The Konark Temple, built in the 13th century C.E., incorporates sophisticated engineering techniques and astrological expertise to forecast the time of day down to the minute.
The Konark Sun Temple was built in the 13th century by King Narasimhadeva I of the Eastern Ganga Dynasty.
The words "Kona" and "Arka" are combined to form the term "Konark." Sun of the Corner is the combination of the words "Kona" (Corner) and "Arka" (Sun).
The sundial has 8 main spokes dividing the day into 8 equal parts of 3 hours each, with 8 smaller spokes in between indicating 90-minute intervals.

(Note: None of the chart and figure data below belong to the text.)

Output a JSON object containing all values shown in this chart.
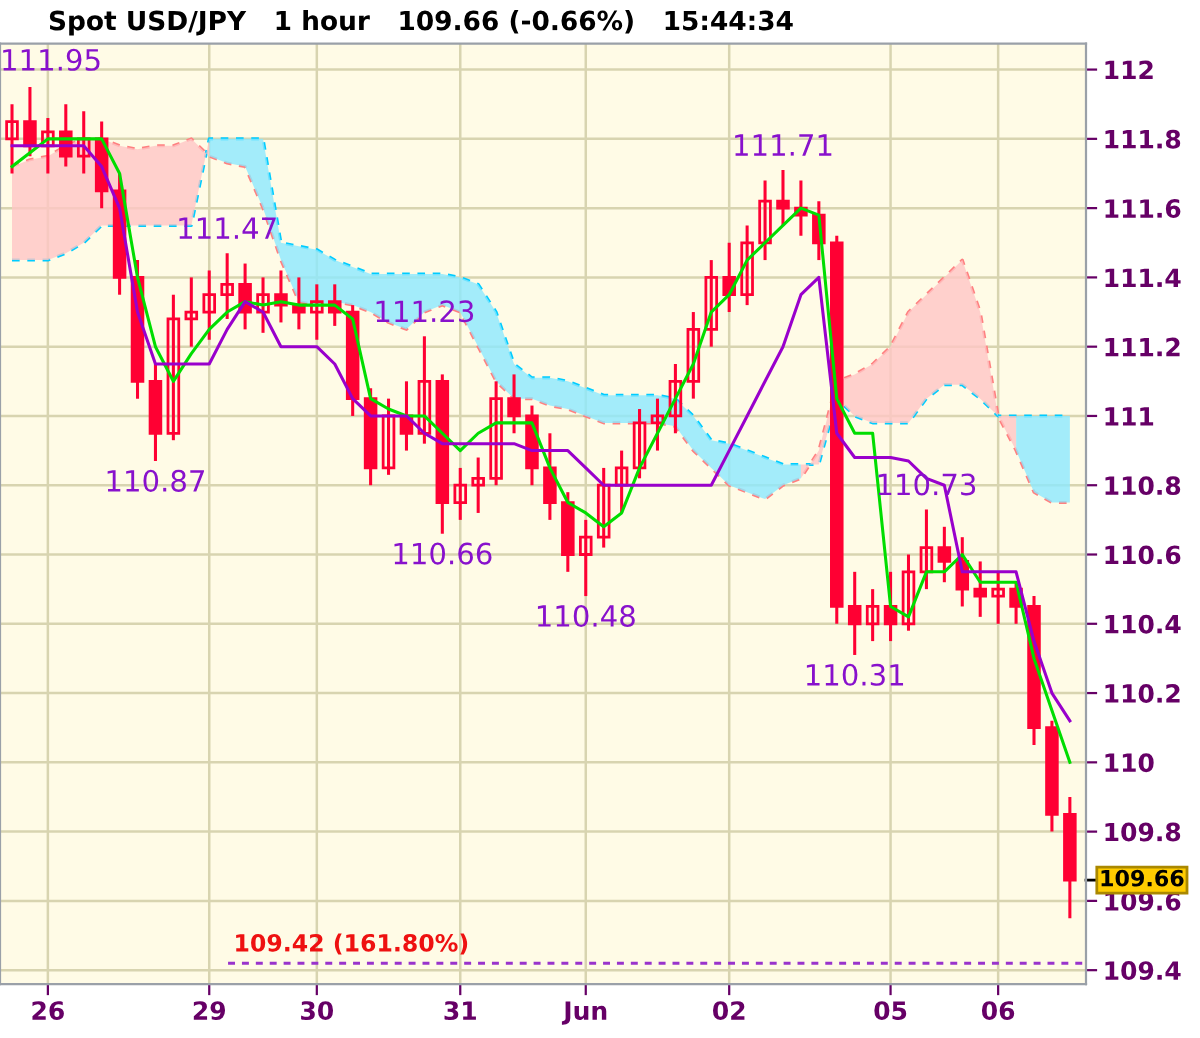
{
  "chart_data": {
    "type": "candlestick",
    "title": "Spot USD/JPY   1 hour   109.66 (-0.66%)   15:44:34",
    "color": "#ff0033",
    "categories": [
      null,
      null,
      "26",
      null,
      null,
      null,
      null,
      null,
      null,
      null,
      null,
      "29",
      null,
      null,
      null,
      null,
      null,
      "30",
      null,
      null,
      null,
      null,
      null,
      null,
      null,
      "31",
      null,
      null,
      null,
      null,
      null,
      null,
      "Jun",
      null,
      null,
      null,
      null,
      null,
      null,
      null,
      "02",
      null,
      null,
      null,
      null,
      null,
      null,
      null,
      null,
      "05",
      null,
      null,
      null,
      null,
      null,
      "06",
      null,
      null,
      null,
      null
    ],
    "ohlc": [
      [
        111.8,
        111.9,
        111.7,
        111.85
      ],
      [
        111.85,
        111.95,
        111.75,
        111.78
      ],
      [
        111.78,
        111.86,
        111.7,
        111.82
      ],
      [
        111.82,
        111.9,
        111.72,
        111.75
      ],
      [
        111.75,
        111.88,
        111.7,
        111.8
      ],
      [
        111.8,
        111.85,
        111.6,
        111.65
      ],
      [
        111.65,
        111.7,
        111.35,
        111.4
      ],
      [
        111.4,
        111.45,
        111.05,
        111.1
      ],
      [
        111.1,
        111.15,
        110.87,
        110.95
      ],
      [
        110.95,
        111.35,
        110.93,
        111.28
      ],
      [
        111.28,
        111.4,
        111.2,
        111.3
      ],
      [
        111.3,
        111.42,
        111.22,
        111.35
      ],
      [
        111.35,
        111.47,
        111.28,
        111.38
      ],
      [
        111.38,
        111.44,
        111.25,
        111.3
      ],
      [
        111.3,
        111.4,
        111.24,
        111.35
      ],
      [
        111.35,
        111.42,
        111.27,
        111.32
      ],
      [
        111.32,
        111.4,
        111.25,
        111.3
      ],
      [
        111.3,
        111.38,
        111.22,
        111.33
      ],
      [
        111.33,
        111.38,
        111.26,
        111.3
      ],
      [
        111.3,
        111.32,
        111.0,
        111.05
      ],
      [
        111.05,
        111.08,
        110.8,
        110.85
      ],
      [
        110.85,
        111.05,
        110.83,
        111.0
      ],
      [
        111.0,
        111.1,
        110.9,
        110.95
      ],
      [
        110.95,
        111.23,
        110.92,
        111.1
      ],
      [
        111.1,
        111.12,
        110.66,
        110.75
      ],
      [
        110.75,
        110.85,
        110.7,
        110.8
      ],
      [
        110.8,
        110.88,
        110.72,
        110.82
      ],
      [
        110.82,
        111.1,
        110.8,
        111.05
      ],
      [
        111.05,
        111.12,
        110.95,
        111.0
      ],
      [
        111.0,
        111.03,
        110.8,
        110.85
      ],
      [
        110.85,
        110.95,
        110.7,
        110.75
      ],
      [
        110.75,
        110.78,
        110.55,
        110.6
      ],
      [
        110.6,
        110.7,
        110.48,
        110.65
      ],
      [
        110.65,
        110.85,
        110.62,
        110.8
      ],
      [
        110.8,
        110.9,
        110.72,
        110.85
      ],
      [
        110.85,
        111.02,
        110.82,
        110.98
      ],
      [
        110.98,
        111.05,
        110.9,
        111.0
      ],
      [
        111.0,
        111.15,
        110.95,
        111.1
      ],
      [
        111.1,
        111.3,
        111.05,
        111.25
      ],
      [
        111.25,
        111.45,
        111.2,
        111.4
      ],
      [
        111.4,
        111.5,
        111.3,
        111.35
      ],
      [
        111.35,
        111.55,
        111.32,
        111.5
      ],
      [
        111.5,
        111.68,
        111.45,
        111.62
      ],
      [
        111.62,
        111.71,
        111.55,
        111.6
      ],
      [
        111.6,
        111.68,
        111.52,
        111.58
      ],
      [
        111.58,
        111.62,
        111.45,
        111.5
      ],
      [
        111.5,
        111.52,
        110.4,
        110.45
      ],
      [
        110.45,
        110.55,
        110.31,
        110.4
      ],
      [
        110.4,
        110.5,
        110.35,
        110.45
      ],
      [
        110.45,
        110.55,
        110.35,
        110.4
      ],
      [
        110.4,
        110.6,
        110.38,
        110.55
      ],
      [
        110.55,
        110.73,
        110.5,
        110.62
      ],
      [
        110.62,
        110.68,
        110.52,
        110.58
      ],
      [
        110.58,
        110.65,
        110.45,
        110.5
      ],
      [
        110.5,
        110.58,
        110.42,
        110.48
      ],
      [
        110.48,
        110.55,
        110.4,
        110.5
      ],
      [
        110.5,
        110.52,
        110.4,
        110.45
      ],
      [
        110.45,
        110.48,
        110.05,
        110.1
      ],
      [
        110.1,
        110.12,
        109.8,
        109.85
      ],
      [
        109.85,
        109.9,
        109.55,
        109.66
      ]
    ],
    "series": [
      {
        "type": "line",
        "color": "#00dd00",
        "values": [
          111.72,
          111.76,
          111.8,
          111.8,
          111.8,
          111.8,
          111.7,
          111.4,
          111.2,
          111.1,
          111.18,
          111.25,
          111.3,
          111.33,
          111.32,
          111.33,
          111.32,
          111.32,
          111.32,
          111.28,
          111.05,
          111.02,
          111.0,
          111.0,
          110.95,
          110.9,
          110.95,
          110.98,
          110.98,
          110.98,
          110.85,
          110.75,
          110.72,
          110.68,
          110.72,
          110.85,
          110.95,
          111.05,
          111.15,
          111.3,
          111.35,
          111.45,
          111.5,
          111.55,
          111.6,
          111.58,
          111.05,
          110.95,
          110.95,
          110.45,
          110.42,
          110.55,
          110.55,
          110.6,
          110.52,
          110.52,
          110.52,
          110.3,
          110.15,
          110.0
        ]
      },
      {
        "type": "line",
        "color": "#9900cc",
        "values": [
          111.78,
          111.78,
          111.78,
          111.78,
          111.78,
          111.72,
          111.6,
          111.3,
          111.15,
          111.15,
          111.15,
          111.15,
          111.25,
          111.33,
          111.3,
          111.2,
          111.2,
          111.2,
          111.15,
          111.05,
          111.0,
          111.0,
          111.0,
          110.95,
          110.92,
          110.92,
          110.92,
          110.92,
          110.92,
          110.9,
          110.9,
          110.9,
          110.85,
          110.8,
          110.8,
          110.8,
          110.8,
          110.8,
          110.8,
          110.8,
          110.9,
          111.0,
          111.1,
          111.2,
          111.35,
          111.4,
          110.95,
          110.88,
          110.88,
          110.88,
          110.87,
          110.82,
          110.8,
          110.55,
          110.55,
          110.55,
          110.55,
          110.35,
          110.2,
          110.12
        ]
      },
      {
        "type": "line",
        "color": "#00ccff",
        "line_style": "dashed",
        "values": [
          111.45,
          111.45,
          111.45,
          111.47,
          111.5,
          111.55,
          111.55,
          111.55,
          111.55,
          111.55,
          111.55,
          111.8,
          111.8,
          111.8,
          111.8,
          111.5,
          111.49,
          111.48,
          111.45,
          111.43,
          111.41,
          111.41,
          111.41,
          111.41,
          111.41,
          111.4,
          111.38,
          111.3,
          111.15,
          111.11,
          111.11,
          111.1,
          111.08,
          111.06,
          111.06,
          111.06,
          111.06,
          111.05,
          111.0,
          110.93,
          110.92,
          110.9,
          110.88,
          110.86,
          110.86,
          110.86,
          111.05,
          111.0,
          110.98,
          110.98,
          110.98,
          111.05,
          111.09,
          111.09,
          111.05,
          111.0,
          111.0,
          111.0,
          111.0,
          111.0
        ],
        "lower": [
          null,
          null,
          null,
          null,
          null,
          null,
          null,
          null,
          null,
          null,
          null,
          111.75,
          111.73,
          111.72,
          111.6,
          111.45,
          111.33,
          111.32,
          111.33,
          111.32,
          111.3,
          111.27,
          111.25,
          111.3,
          111.32,
          111.3,
          111.2,
          111.1,
          111.05,
          111.05,
          111.03,
          111.02,
          111.0,
          110.98,
          110.98,
          110.98,
          110.98,
          110.97,
          110.9,
          110.85,
          110.8,
          110.78,
          110.76,
          110.8,
          110.82,
          null,
          null,
          null,
          null,
          null,
          null,
          null,
          null,
          null,
          null,
          null,
          110.9,
          110.78,
          110.75,
          110.75
        ],
        "upper": [
          null,
          null,
          null,
          null,
          null,
          null,
          null,
          null,
          null,
          null,
          null,
          111.8,
          111.8,
          111.8,
          111.8,
          111.5,
          111.49,
          111.48,
          111.45,
          111.43,
          111.41,
          111.41,
          111.41,
          111.41,
          111.41,
          111.4,
          111.38,
          111.3,
          111.15,
          111.11,
          111.11,
          111.1,
          111.08,
          111.06,
          111.06,
          111.06,
          111.06,
          111.05,
          111.0,
          110.93,
          110.92,
          110.9,
          110.88,
          110.86,
          110.86,
          null,
          null,
          null,
          null,
          null,
          null,
          null,
          null,
          null,
          null,
          null,
          111.0,
          111.0,
          111.0,
          111.0
        ]
      },
      {
        "type": "line",
        "color": "#ff8080",
        "line_style": "dashed",
        "values": [
          111.72,
          111.74,
          111.75,
          111.78,
          111.8,
          111.8,
          111.78,
          111.77,
          111.78,
          111.78,
          111.8,
          111.75,
          111.73,
          111.72,
          111.6,
          111.45,
          111.33,
          111.32,
          111.33,
          111.32,
          111.3,
          111.27,
          111.25,
          111.3,
          111.32,
          111.3,
          111.2,
          111.1,
          111.05,
          111.05,
          111.03,
          111.02,
          111.0,
          110.98,
          110.98,
          110.98,
          110.98,
          110.97,
          110.9,
          110.85,
          110.8,
          110.78,
          110.76,
          110.8,
          110.82,
          110.9,
          111.1,
          111.12,
          111.15,
          111.2,
          111.3,
          111.35,
          111.4,
          111.45,
          111.3,
          111.0,
          110.9,
          110.78,
          110.75,
          110.75
        ],
        "lower": [
          111.45,
          111.45,
          111.45,
          111.47,
          111.5,
          111.55,
          111.55,
          111.55,
          111.55,
          111.55,
          111.55,
          111.8,
          null,
          null,
          null,
          null,
          null,
          null,
          null,
          null,
          null,
          null,
          null,
          null,
          null,
          null,
          null,
          null,
          null,
          null,
          null,
          null,
          null,
          null,
          null,
          null,
          null,
          null,
          null,
          null,
          null,
          null,
          null,
          null,
          110.86,
          110.86,
          111.05,
          111.0,
          110.98,
          110.98,
          110.98,
          111.05,
          111.09,
          111.09,
          111.05,
          111.0,
          111.0,
          null,
          null,
          null
        ],
        "upper": [
          111.72,
          111.74,
          111.75,
          111.78,
          111.8,
          111.8,
          111.78,
          111.77,
          111.78,
          111.78,
          111.8,
          111.75,
          null,
          null,
          null,
          null,
          null,
          null,
          null,
          null,
          null,
          null,
          null,
          null,
          null,
          null,
          null,
          null,
          null,
          null,
          null,
          null,
          null,
          null,
          null,
          null,
          null,
          null,
          null,
          null,
          null,
          null,
          null,
          null,
          110.82,
          110.9,
          111.1,
          111.12,
          111.15,
          111.2,
          111.3,
          111.35,
          111.4,
          111.45,
          111.3,
          111.0,
          110.9,
          null,
          null,
          null
        ]
      }
    ],
    "ylim": [
      109.36,
      112.075
    ],
    "yticks": [
      109.4,
      109.6,
      109.8,
      110,
      110.2,
      110.4,
      110.6,
      110.8,
      111,
      111.2,
      111.4,
      111.6,
      111.8,
      112
    ],
    "grid": true,
    "legend": false,
    "ref_lines": [
      {
        "axis": "y",
        "value": 109.42,
        "label": "109.42 (161.80%)",
        "color": "#9933cc",
        "line_style": "dashed"
      }
    ],
    "annotations": [
      "111.95",
      {
        "text": "110.87",
        "y": 110.87
      },
      {
        "text": "111.47",
        "y": 111.47
      },
      {
        "text": "111.23",
        "y": 111.23
      },
      {
        "text": "110.66",
        "y": 110.66
      },
      {
        "text": "110.48",
        "y": 110.48
      },
      {
        "text": "111.71",
        "y": 111.71
      },
      {
        "text": "110.31",
        "y": 110.31
      },
      {
        "text": "110.73",
        "y": 110.73
      },
      "109.66"
    ]
  }
}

The wheel's 30 large beads divide 90 minutes into 30 equal 3-minute intervals, enabling precise timekeeping by observing the sun's shadow.
The Konark Sun Mandir has 24 such wheels carved across the temple which are said to serve as moon dials.
The Konark Sun Temple resembles a chariot pulled by seven horses and showcases Hindu mythological scenes through intricate sculptures and carvings
It is said that the Konark Sun Temple is erected on the ruins of an ancient city that got submerged under the Bay of Bengal due to a massive flood. The city is still under the temple
The Konark Sun Temple is rumored to have undiscovered rooms and secret passages that may contain treasures and artifacts hidden by the temple priests.
The Konark Sun Temple is situated around 35 km from Puri, and is accessible by road via Bhubaneswar or other nearby cities. Taxis or buses are available for visitors to travel to the temple from Puri.